Les jumeaux de la NASA
Alors que l’on se demande depuis des années si les voyages durables dans l’espace ont une incidence sur l’état physique d’un individu, voici qu’une étude réalisée par la NASA vient répondre à cette question. Les sujets de cette étude : deux frères jumeaux dont l’un a effectué un séjour de 340 jours dans l’espace, tandis que le l’autre est sagement resté sur Terre.
Cette analyse a dans ce cas précis été possible tout à fait par hasard, la NASA ayant par chance eu parmi ses astronautes deux frères jumeaux, Scott et Mark KELLY. Jusqu’à présent, on ne disposait d’aucun élément solide pour certifier que les modifications pouvaient être causées par autre chose que le vieillissement naturel du corps humain.
Pilote d’une navette spatiale jusqu’en 2011, Mark Kelly est par la suite resté durablement sur le plancher des vaches, à une période où son frère Scott effectuait une mission de 340 jours consécutifs entre 2015 et 2016 au bénéfice de l’ISS (Station Spatiale Internationale).
Atrophié par l’apesanteur
Depuis le retour de Scott Kelly, une étude comparative menée par 84 chercheurs a donc été déclenchée, visant à analyser les différences physiologiques et biologiques apparues entre les deux jumeaux qui disposaient pourtant d’un code génétique commun. Précisons que cette étude de 27 mois avait débuté avant le départ de Scott en 2015.

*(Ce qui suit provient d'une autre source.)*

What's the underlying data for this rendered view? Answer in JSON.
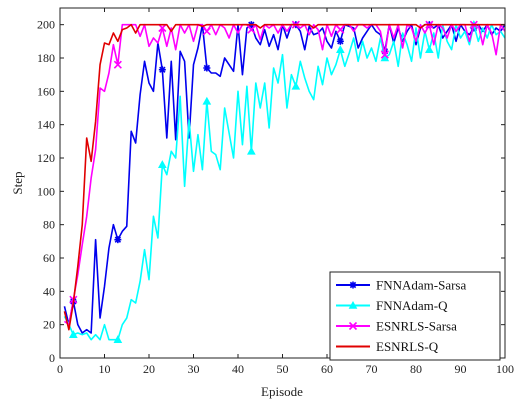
{
  "chart_data": {
    "type": "line",
    "title": "",
    "xlabel": "Episode",
    "ylabel": "Step",
    "xlim": [
      0,
      100
    ],
    "ylim": [
      0,
      210
    ],
    "xticks": [
      0,
      10,
      20,
      30,
      40,
      50,
      60,
      70,
      80,
      90,
      100
    ],
    "yticks": [
      0,
      20,
      40,
      60,
      80,
      100,
      120,
      140,
      160,
      180,
      200
    ],
    "grid": false,
    "legend_position": "bottom-right",
    "series": [
      {
        "name": "FNNAdam-Sarsa",
        "color": "#0000ee",
        "marker": "asterisk",
        "x": [
          1,
          2,
          3,
          4,
          5,
          6,
          7,
          8,
          9,
          10,
          11,
          12,
          13,
          14,
          15,
          16,
          17,
          18,
          19,
          20,
          21,
          22,
          23,
          24,
          25,
          26,
          27,
          28,
          29,
          30,
          31,
          32,
          33,
          34,
          35,
          36,
          37,
          38,
          39,
          40,
          41,
          42,
          43,
          44,
          45,
          46,
          47,
          48,
          49,
          50,
          51,
          52,
          53,
          54,
          55,
          56,
          57,
          58,
          59,
          60,
          61,
          62,
          63,
          64,
          65,
          66,
          67,
          68,
          69,
          70,
          71,
          72,
          73,
          74,
          75,
          76,
          77,
          78,
          79,
          80,
          81,
          82,
          83,
          84,
          85,
          86,
          87,
          88,
          89,
          90,
          91,
          92,
          93,
          94,
          95,
          96,
          97,
          98,
          99,
          100
        ],
        "values": [
          31,
          20,
          34,
          20,
          15,
          17,
          15,
          71,
          24,
          43,
          66,
          80,
          71,
          76,
          79,
          136,
          129,
          158,
          178,
          165,
          160,
          189,
          173,
          132,
          178,
          131,
          184,
          178,
          132,
          176,
          186,
          200,
          174,
          171,
          171,
          169,
          180,
          176,
          172,
          200,
          170,
          198,
          200,
          192,
          188,
          197,
          187,
          194,
          185,
          200,
          192,
          200,
          200,
          196,
          185,
          199,
          194,
          195,
          198,
          190,
          186,
          196,
          190,
          200,
          199,
          198,
          186,
          192,
          196,
          200,
          196,
          194,
          184,
          200,
          189,
          198,
          190,
          196,
          200,
          188,
          198,
          200,
          200,
          198,
          200,
          192,
          196,
          200,
          190,
          200,
          196,
          194,
          198,
          200,
          196,
          200,
          194,
          198,
          196,
          200
        ]
      },
      {
        "name": "FNNAdam-Q",
        "color": "#00ffff",
        "marker": "triangle",
        "x": [
          1,
          2,
          3,
          4,
          5,
          6,
          7,
          8,
          9,
          10,
          11,
          12,
          13,
          14,
          15,
          16,
          17,
          18,
          19,
          20,
          21,
          22,
          23,
          24,
          25,
          26,
          27,
          28,
          29,
          30,
          31,
          32,
          33,
          34,
          35,
          36,
          37,
          38,
          39,
          40,
          41,
          42,
          43,
          44,
          45,
          46,
          47,
          48,
          49,
          50,
          51,
          52,
          53,
          54,
          55,
          56,
          57,
          58,
          59,
          60,
          61,
          62,
          63,
          64,
          65,
          66,
          67,
          68,
          69,
          70,
          71,
          72,
          73,
          74,
          75,
          76,
          77,
          78,
          79,
          80,
          81,
          82,
          83,
          84,
          85,
          86,
          87,
          88,
          89,
          90,
          91,
          92,
          93,
          94,
          95,
          96,
          97,
          98,
          99,
          100
        ],
        "values": [
          25,
          20,
          14,
          15,
          14,
          15,
          11,
          14,
          11,
          20,
          11,
          11,
          11,
          20,
          24,
          35,
          33,
          46,
          65,
          47,
          85,
          72,
          116,
          110,
          124,
          120,
          157,
          103,
          143,
          112,
          134,
          113,
          154,
          124,
          122,
          113,
          150,
          135,
          120,
          160,
          128,
          163,
          124,
          165,
          150,
          165,
          138,
          174,
          165,
          182,
          150,
          170,
          163,
          178,
          168,
          160,
          155,
          175,
          164,
          180,
          170,
          176,
          185,
          175,
          183,
          192,
          178,
          190,
          180,
          186,
          178,
          192,
          180,
          182,
          190,
          175,
          195,
          188,
          178,
          198,
          180,
          196,
          185,
          195,
          180,
          200,
          190,
          185,
          200,
          192,
          196,
          188,
          200,
          190,
          198,
          192,
          200,
          194,
          196,
          192
        ]
      },
      {
        "name": "ESNRLS-Sarsa",
        "color": "#ff00ff",
        "marker": "x",
        "x": [
          1,
          2,
          3,
          4,
          5,
          6,
          7,
          8,
          9,
          10,
          11,
          12,
          13,
          14,
          15,
          16,
          17,
          18,
          19,
          20,
          21,
          22,
          23,
          24,
          25,
          26,
          27,
          28,
          29,
          30,
          31,
          32,
          33,
          34,
          35,
          36,
          37,
          38,
          39,
          40,
          41,
          42,
          43,
          44,
          45,
          46,
          47,
          48,
          49,
          50,
          51,
          52,
          53,
          54,
          55,
          56,
          57,
          58,
          59,
          60,
          61,
          62,
          63,
          64,
          65,
          66,
          67,
          68,
          69,
          70,
          71,
          72,
          73,
          74,
          75,
          76,
          77,
          78,
          79,
          80,
          81,
          82,
          83,
          84,
          85,
          86,
          87,
          88,
          89,
          90,
          91,
          92,
          93,
          94,
          95,
          96,
          97,
          98,
          99,
          100
        ],
        "values": [
          22,
          20,
          35,
          50,
          68,
          85,
          108,
          125,
          162,
          160,
          171,
          188,
          176,
          200,
          200,
          200,
          200,
          193,
          200,
          187,
          192,
          189,
          198,
          187,
          198,
          185,
          200,
          195,
          200,
          190,
          200,
          200,
          196,
          200,
          194,
          200,
          198,
          192,
          200,
          195,
          200,
          200,
          197,
          200,
          191,
          200,
          198,
          200,
          195,
          200,
          196,
          200,
          200,
          198,
          200,
          194,
          200,
          197,
          185,
          200,
          193,
          200,
          197,
          200,
          200,
          196,
          200,
          200,
          198,
          200,
          200,
          196,
          182,
          200,
          192,
          200,
          186,
          200,
          198,
          190,
          200,
          195,
          200,
          188,
          200,
          198,
          192,
          200,
          196,
          200,
          200,
          190,
          200,
          200,
          188,
          200,
          195,
          182,
          200,
          196
        ]
      },
      {
        "name": "ESNRLS-Q",
        "color": "#e00000",
        "marker": "none",
        "x": [
          1,
          2,
          3,
          4,
          5,
          6,
          7,
          8,
          9,
          10,
          11,
          12,
          13,
          14,
          15,
          16,
          17,
          18,
          19,
          20,
          21,
          22,
          23,
          24,
          25,
          26,
          27,
          28,
          29,
          30,
          31,
          32,
          33,
          34,
          35,
          36,
          37,
          38,
          39,
          40,
          41,
          42,
          43,
          44,
          45,
          46,
          47,
          48,
          49,
          50,
          51,
          52,
          53,
          54,
          55,
          56,
          57,
          58,
          59,
          60,
          61,
          62,
          63,
          64,
          65,
          66,
          67,
          68,
          69,
          70,
          71,
          72,
          73,
          74,
          75,
          76,
          77,
          78,
          79,
          80,
          81,
          82,
          83,
          84,
          85,
          86,
          87,
          88,
          89,
          90,
          91,
          92,
          93,
          94,
          95,
          96,
          97,
          98,
          99,
          100
        ],
        "values": [
          28,
          17,
          33,
          55,
          80,
          132,
          118,
          142,
          176,
          189,
          188,
          195,
          190,
          197,
          198,
          200,
          195,
          200,
          200,
          200,
          200,
          200,
          200,
          200,
          196,
          200,
          200,
          200,
          200,
          200,
          200,
          199,
          200,
          200,
          200,
          200,
          200,
          200,
          200,
          200,
          200,
          200,
          200,
          200,
          198,
          200,
          200,
          200,
          200,
          200,
          200,
          200,
          200,
          200,
          200,
          200,
          198,
          200,
          200,
          200,
          200,
          200,
          200,
          200,
          200,
          200,
          200,
          200,
          200,
          200,
          200,
          200,
          200,
          200,
          200,
          200,
          200,
          200,
          200,
          200,
          198,
          200,
          200,
          200,
          200,
          200,
          200,
          200,
          200,
          200,
          200,
          200,
          200,
          200,
          200,
          200,
          200,
          200,
          200,
          200
        ]
      }
    ]
  }
}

Les deux frères ont donc été examinés sous toutes leurs coutures durant cette période, ce qui implique d’avoir régulièrement fait parvenir sur Terre des échantillons de sang, d’urine, de selles, ou de plasma du jumeau en mission à bord de la SSI.
Le jumeau placé 340 jours en apesanteur a indéniablement subit des modifications, avec des muscles atrophiés et des os affinés par manque d’effort, compensé par l’apesanteur, mais surtout un bon millier de gènes réellement modifiés, un système immunitaire défaillant car non sollicité. Si aujourd’hui 90% de ces gènes sont à nouveau normaux, ces perturbations imputées à l’apesanteur sont bien réelles.